Zero-reward design insight
In on-policy distillation, the environment has no rewards — neither correctness nor format rewards. The only training signal is minimizing the KL divergence against the teacher model. You can optionally increase kl_discount_factor to optimize discounted future KL, but this generally does not improve performance.
Multi-teacher configuration
For every dataset, you can define a teacher model and batch size:
{
"dataset_builder": RLDatasetBuilder,
"teacher_model": {
"base_model": str, # e.g. "Qwen/Qwen3-32B"
"load_checkpoint_path": str | None # e.g. "tinker://<unique_id>/sampler_weights/final"
},
"groups_per_batch": int
}
The trainer samples from each configuration and concatenates all individual dataset batches to form the batch for training.

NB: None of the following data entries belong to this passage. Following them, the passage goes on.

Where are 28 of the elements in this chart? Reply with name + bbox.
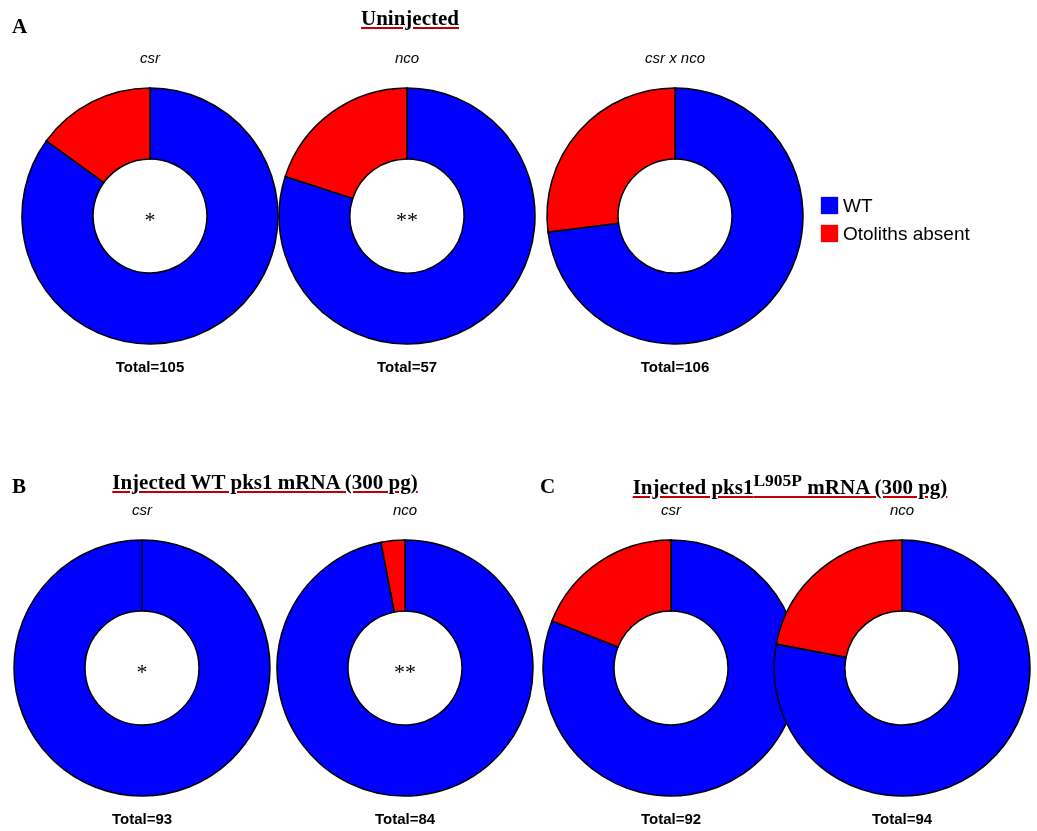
text: Total=57: [376, 358, 438, 375]
text: Injected WT pks1 mRNA (300 pg): [112, 470, 418, 494]
text: B: [12, 474, 27, 499]
text: C: [540, 474, 556, 499]
donut-slice: [276, 539, 534, 797]
chart-title: nco: [392, 501, 418, 518]
text: Total=92: [640, 810, 702, 827]
chart-title: csr: [132, 501, 153, 518]
text: **: [396, 207, 418, 232]
chart-title: nco: [889, 501, 915, 518]
chart-title: csr x nco: [644, 49, 706, 66]
chart-title: csr: [661, 501, 682, 518]
legend-label: WT: [843, 194, 873, 216]
chart-title: nco: [394, 49, 420, 66]
text: Total=93: [111, 810, 173, 827]
text: Total=105: [115, 358, 185, 375]
text: Total=106: [640, 358, 710, 375]
donut-slice: [547, 87, 804, 345]
text: Total=94: [871, 810, 933, 827]
text: A: [12, 14, 28, 39]
legend-label: Otoliths absent: [843, 222, 971, 244]
text: *: [136, 659, 148, 684]
text: Total=84: [374, 810, 436, 827]
text: Uninjected: [361, 6, 459, 30]
chart-title: csr: [140, 49, 161, 66]
text: Injected pks1$^{L905P}$ mRNA (300 pg): [632, 470, 948, 499]
text: *: [144, 207, 156, 232]
text: **: [394, 659, 416, 684]
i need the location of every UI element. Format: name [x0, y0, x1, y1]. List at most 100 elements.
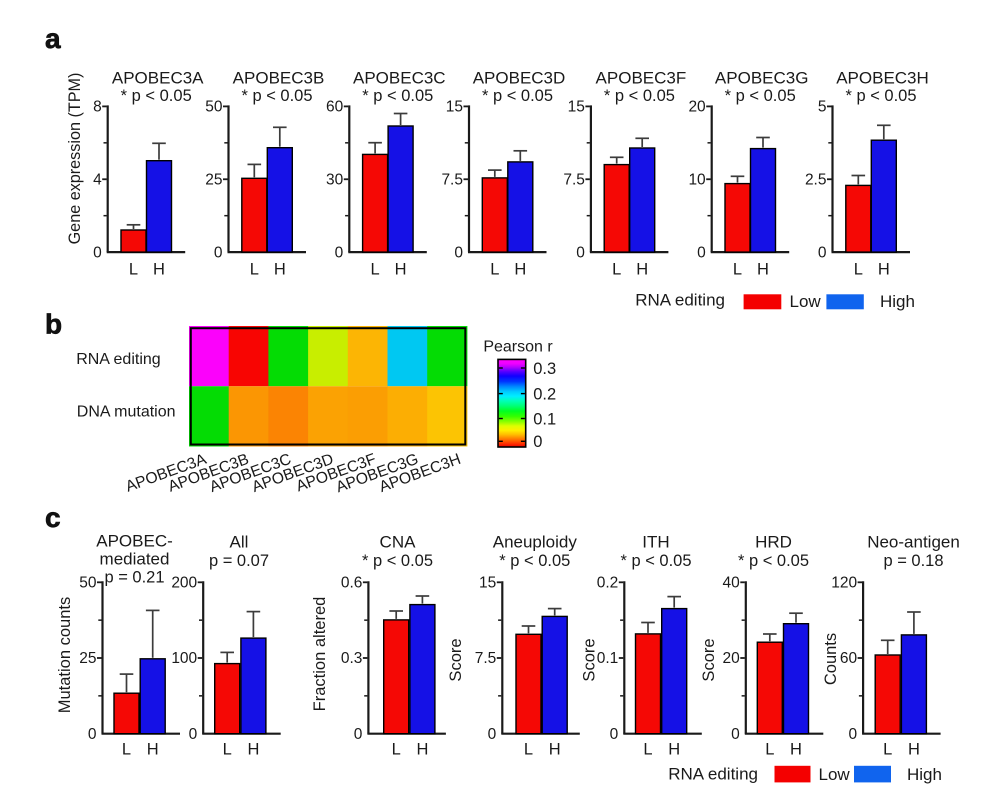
- svg-text:* p < 0.05: * p < 0.05: [845, 87, 916, 105]
- svg-text:Low: Low: [819, 765, 851, 784]
- svg-text:0.3: 0.3: [533, 360, 556, 378]
- svg-text:H: H: [757, 261, 769, 279]
- svg-text:a: a: [45, 23, 61, 54]
- svg-text:0: 0: [88, 726, 97, 743]
- svg-text:HRD: HRD: [755, 533, 792, 552]
- svg-text:H: H: [668, 741, 680, 759]
- svg-text:Gene expression (TPM): Gene expression (TPM): [66, 73, 84, 245]
- svg-text:20: 20: [688, 99, 706, 116]
- svg-text:25: 25: [79, 650, 96, 667]
- svg-text:L: L: [392, 741, 401, 759]
- svg-text:* p < 0.05: * p < 0.05: [499, 552, 570, 570]
- svg-text:* p < 0.05: * p < 0.05: [362, 552, 433, 570]
- svg-text:Mutation counts: Mutation counts: [56, 597, 74, 713]
- svg-text:* p < 0.05: * p < 0.05: [121, 87, 192, 105]
- svg-text:200: 200: [171, 575, 197, 592]
- svg-text:H: H: [878, 261, 890, 279]
- svg-text:CNA: CNA: [380, 533, 417, 552]
- svg-text:25: 25: [205, 171, 222, 188]
- svg-text:0: 0: [214, 244, 223, 261]
- svg-text:0: 0: [335, 244, 344, 261]
- svg-text:7.5: 7.5: [475, 650, 497, 667]
- svg-text:60: 60: [326, 99, 344, 116]
- svg-text:* p < 0.05: * p < 0.05: [738, 552, 809, 570]
- svg-text:0.2: 0.2: [597, 575, 619, 592]
- svg-text:c: c: [45, 502, 61, 533]
- svg-text:L: L: [371, 261, 380, 279]
- svg-text:Score: Score: [581, 638, 599, 681]
- svg-text:H: H: [416, 741, 428, 759]
- svg-text:40: 40: [723, 575, 741, 592]
- svg-text:Pearson r: Pearson r: [483, 339, 553, 356]
- svg-text:0: 0: [848, 726, 857, 743]
- svg-text:APOBEC3G: APOBEC3G: [715, 69, 809, 88]
- svg-text:b: b: [45, 309, 62, 340]
- svg-text:* p < 0.05: * p < 0.05: [362, 87, 433, 105]
- svg-text:* p < 0.05: * p < 0.05: [482, 87, 553, 105]
- svg-text:Low: Low: [790, 292, 822, 311]
- svg-text:H: H: [549, 741, 561, 759]
- svg-text:APOBEC3H: APOBEC3H: [836, 69, 929, 88]
- svg-text:All: All: [230, 533, 249, 552]
- svg-text:p = 0.21: p = 0.21: [104, 568, 164, 586]
- svg-text:L: L: [883, 741, 892, 759]
- svg-text:H: H: [395, 261, 407, 279]
- svg-text:2.5: 2.5: [805, 171, 827, 188]
- svg-text:L: L: [612, 261, 621, 279]
- svg-text:* p < 0.05: * p < 0.05: [241, 87, 312, 105]
- svg-text:0.6: 0.6: [341, 575, 363, 592]
- svg-text:0.3: 0.3: [341, 650, 363, 667]
- svg-text:H: H: [790, 741, 802, 759]
- svg-text:0.1: 0.1: [533, 410, 556, 428]
- svg-text:RNA editing: RNA editing: [635, 291, 725, 310]
- svg-text:H: H: [153, 261, 165, 279]
- svg-text:H: H: [274, 261, 286, 279]
- svg-text:High: High: [907, 765, 942, 784]
- svg-text:0: 0: [576, 244, 585, 261]
- svg-text:0.2: 0.2: [533, 385, 556, 403]
- svg-text:L: L: [524, 741, 533, 759]
- svg-text:20: 20: [723, 650, 741, 667]
- svg-text:5: 5: [818, 99, 827, 116]
- svg-text:0: 0: [697, 244, 706, 261]
- svg-text:15: 15: [479, 575, 496, 592]
- svg-text:0: 0: [189, 726, 198, 743]
- svg-text:0: 0: [818, 244, 827, 261]
- svg-text:0: 0: [731, 726, 740, 743]
- svg-text:H: H: [147, 741, 159, 759]
- svg-text:APOBEC-: APOBEC-: [96, 532, 173, 551]
- svg-text:0: 0: [610, 726, 619, 743]
- svg-text:Counts: Counts: [822, 633, 840, 685]
- svg-text:120: 120: [831, 575, 857, 592]
- svg-text:L: L: [643, 741, 652, 759]
- svg-text:RNA editing: RNA editing: [668, 765, 758, 784]
- svg-text:15: 15: [568, 99, 585, 116]
- svg-text:Score: Score: [447, 638, 465, 681]
- svg-text:7.5: 7.5: [441, 171, 463, 188]
- svg-text:* p < 0.05: * p < 0.05: [604, 87, 675, 105]
- svg-text:0: 0: [454, 244, 463, 261]
- svg-text:L: L: [733, 261, 742, 279]
- svg-text:50: 50: [79, 575, 97, 592]
- svg-text:APOBEC3A: APOBEC3A: [112, 69, 204, 88]
- svg-text:L: L: [129, 261, 138, 279]
- svg-text:0: 0: [488, 726, 497, 743]
- svg-text:H: H: [636, 261, 648, 279]
- svg-text:7.5: 7.5: [563, 171, 585, 188]
- svg-text:L: L: [490, 261, 499, 279]
- svg-text:0: 0: [354, 726, 363, 743]
- svg-text:0.1: 0.1: [597, 650, 619, 667]
- svg-text:p = 0.18: p = 0.18: [883, 552, 943, 570]
- svg-text:L: L: [223, 741, 232, 759]
- svg-text:0: 0: [533, 433, 542, 451]
- svg-text:High: High: [880, 292, 915, 311]
- svg-text:APOBEC3D: APOBEC3D: [473, 69, 566, 88]
- svg-text:8: 8: [93, 99, 102, 116]
- svg-text:Fraction altered: Fraction altered: [311, 597, 329, 712]
- svg-text:* p < 0.05: * p < 0.05: [725, 87, 796, 105]
- svg-text:10: 10: [688, 171, 706, 188]
- svg-text:H: H: [247, 741, 259, 759]
- svg-text:60: 60: [840, 650, 858, 667]
- svg-text:L: L: [122, 741, 131, 759]
- svg-text:APOBEC3B: APOBEC3B: [233, 69, 325, 88]
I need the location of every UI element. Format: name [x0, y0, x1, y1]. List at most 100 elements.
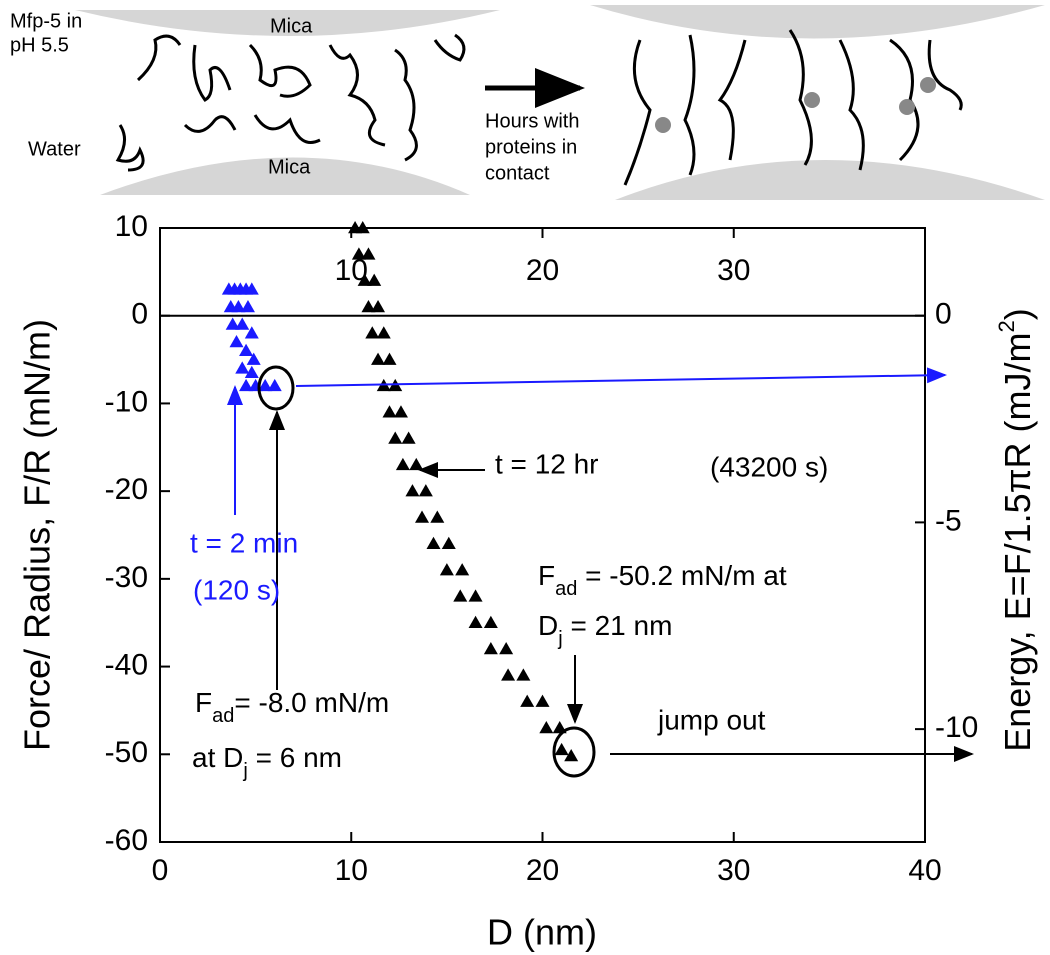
y-tick-label: -60	[105, 824, 148, 857]
point	[439, 563, 454, 576]
point	[371, 352, 386, 365]
point	[361, 247, 376, 260]
point	[468, 615, 483, 628]
x-tick-label: 10	[335, 854, 368, 887]
point	[430, 510, 445, 523]
y2-tick-label: 0	[935, 298, 952, 331]
diagram-label: Mica	[270, 15, 313, 37]
y-tick-label: 0	[131, 298, 148, 331]
point	[244, 365, 259, 378]
point	[415, 510, 430, 523]
point	[483, 642, 498, 655]
y-tick-label: -40	[105, 648, 148, 681]
point	[361, 299, 376, 313]
mica	[615, 160, 1045, 200]
point	[376, 326, 391, 339]
point	[539, 720, 554, 734]
y-axis-label: Force/ Radius, F/R (mN/m)	[17, 319, 58, 751]
y2-label-sup: 2	[994, 320, 1019, 332]
point	[409, 457, 424, 471]
diagram-label: pH 5.5	[10, 34, 69, 56]
point	[382, 405, 397, 418]
point	[520, 694, 535, 707]
x-axis-label: D (nm)	[487, 912, 597, 953]
point	[229, 335, 244, 348]
annotations: t = 2 min (120 s) t = 12 hr (43200 s) Fa…	[190, 365, 974, 782]
diagram-label: Hours with	[485, 110, 579, 132]
diagram-label: Water	[28, 138, 81, 160]
mica	[100, 157, 470, 195]
annotation: Fad = -50.2 mN/m at	[538, 560, 787, 600]
y2-tick-label: -5	[935, 504, 962, 537]
point	[405, 484, 420, 497]
point	[355, 221, 370, 234]
point	[367, 273, 382, 286]
point	[535, 694, 550, 707]
point	[246, 352, 261, 365]
y2-label-text: )	[997, 308, 1038, 320]
point	[395, 457, 410, 471]
point	[225, 317, 240, 330]
y2-axis-label: Energy, E=F/1.5πR (mJ/m2)	[994, 308, 1038, 752]
point	[357, 273, 372, 286]
y-tick-label: -30	[105, 561, 148, 594]
bonds	[655, 77, 936, 133]
diagram-label: proteins in	[485, 136, 577, 158]
point	[365, 326, 380, 339]
arrow	[295, 367, 947, 387]
point	[455, 563, 470, 576]
point	[382, 352, 397, 365]
point	[393, 405, 408, 418]
annotation: t = 12 hr	[495, 448, 599, 479]
y2-label-text: Energy, E=F/1.5πR (mJ/m	[997, 332, 1038, 751]
point	[554, 742, 569, 756]
diagram-label: Mica	[268, 156, 311, 178]
point	[235, 361, 250, 374]
point	[564, 749, 579, 762]
y-tick-label: 10	[115, 210, 148, 243]
annotation: (120 s)	[193, 574, 280, 605]
mica	[75, 10, 500, 36]
proteins	[115, 29, 963, 186]
top-x-tick-label: 30	[717, 254, 750, 287]
diagram-label: Mfp-5 in	[10, 10, 82, 32]
point	[351, 247, 366, 260]
schematic: Mfp-5 in pH 5.5 Mica Mica Water Hours wi…	[10, 5, 1045, 200]
point	[501, 668, 516, 681]
annotation: at Dj = 6 nm	[192, 742, 342, 782]
point	[244, 326, 259, 339]
y-tick-label: -20	[105, 473, 148, 506]
point	[258, 378, 273, 392]
point	[244, 282, 259, 295]
y-tick-label: -50	[105, 736, 148, 769]
point	[516, 668, 531, 681]
top-x-tick-label: 20	[526, 254, 559, 287]
mica	[590, 5, 1045, 39]
point	[418, 484, 433, 497]
point	[453, 589, 468, 602]
point	[239, 343, 254, 357]
point	[468, 589, 483, 602]
point	[441, 536, 456, 550]
point	[388, 431, 403, 444]
circle	[257, 365, 295, 411]
point	[267, 378, 282, 392]
y2-tick-label: -10	[935, 711, 978, 744]
circle	[552, 726, 596, 778]
point	[371, 299, 386, 313]
x-tick-label: 30	[717, 854, 750, 887]
annotation: Fad= -8.0 mN/m	[195, 687, 389, 727]
point	[499, 642, 514, 655]
annotation: jump out	[657, 704, 766, 735]
point	[426, 536, 441, 550]
x-tick-label: 40	[908, 854, 941, 887]
x-tick-label: 20	[526, 854, 559, 887]
point	[401, 431, 416, 444]
point	[483, 615, 498, 628]
point	[231, 299, 246, 313]
annotation: Dj = 21 nm	[538, 610, 672, 650]
diagram-label: contact	[485, 162, 550, 184]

This enables multi-teacher distillation with different teacher models for different domains.
Run it
Off-policy SFT (reasoning)
python -m tinker_cookbook.recipes.distillation.off_policy_reasoning \
model_name=Qwen/Qwen3-8B-Base \
learning_rate=1e-3 \
batch_size=128 \
lora_rank=128 \
wandb_project=cookbook_distillation
On-policy distillation (reasoning)
python -m tinker_cookbook.recipes.distillation.on_policy_distillation \
model_name=Qwen/Qwen3-8B-Base \
load_checkpoint_path=tinker://4a1939e6-04be-5a77-9e4e-910ccff9f27e:train:0/weights/final \
dataset=deepmath \
learning_rate=1e-4 \
groups_per_batch=512 \
lora_rank=128 \
wandb_project=cookbook_distillation
On-policy distillation (personalization)
python -m tinker_cookbook.recipes.distillation.on_policy_distillation \
model_name=Qwen/Qwen3-8B-Base \
dataset=tulu3 \
learning_rate=1e-4 \
groups_per_batch=64 \
lora_rank=128 \
wandb_project=cookbook_distillation
Multi-turn distillation (Harbor)
python -m tinker_cookbook.recipes.distillation.on_policy_distillation_harbor_multi_turn \
model_name=moonshotai/Kimi-K2-Thinking \
teacher_model=moonshotai/Kimi-K2-Thinking \
max_turns=10 \
group_size=4 \
groups_per_batch=8 \
learning_rate=1e-4 \
lora_rank=8 \
max_tokens=2048 \
max_trajectory_tokens=24576
Multi-teacher distillation
python -m tinker_cookbook.recipes.distillation.on_policy_multi_teacher \
learning_rate=1e-4 \
deepmath_groups_per_batch=256 \
tulu3_groups_per_batch=256 \
lora_rank=128 \
wandb_project=cookbook_distillation
Expected results
| Method | Dataset | AIME'24 Score | Steps |
|---|---|---|---|
| Off-policy SFT | OpenThoughts3 | ~55% | 3000 |
| On-policy distillation | DeepMath | ~65% | 100 |
Checkpoints
| Stage | Rank 8 | Rank 32 | Rank 128 |
|---|---|---|---|
| SFT | tinker://c15f09f1-... |
tinker://b9190d16-... |
tinker://4a1939e6-... |
| On-policy | tinker://4a97bc02-... |
tinker://bfffa2b2-... |
tinker://1dd8de47-... |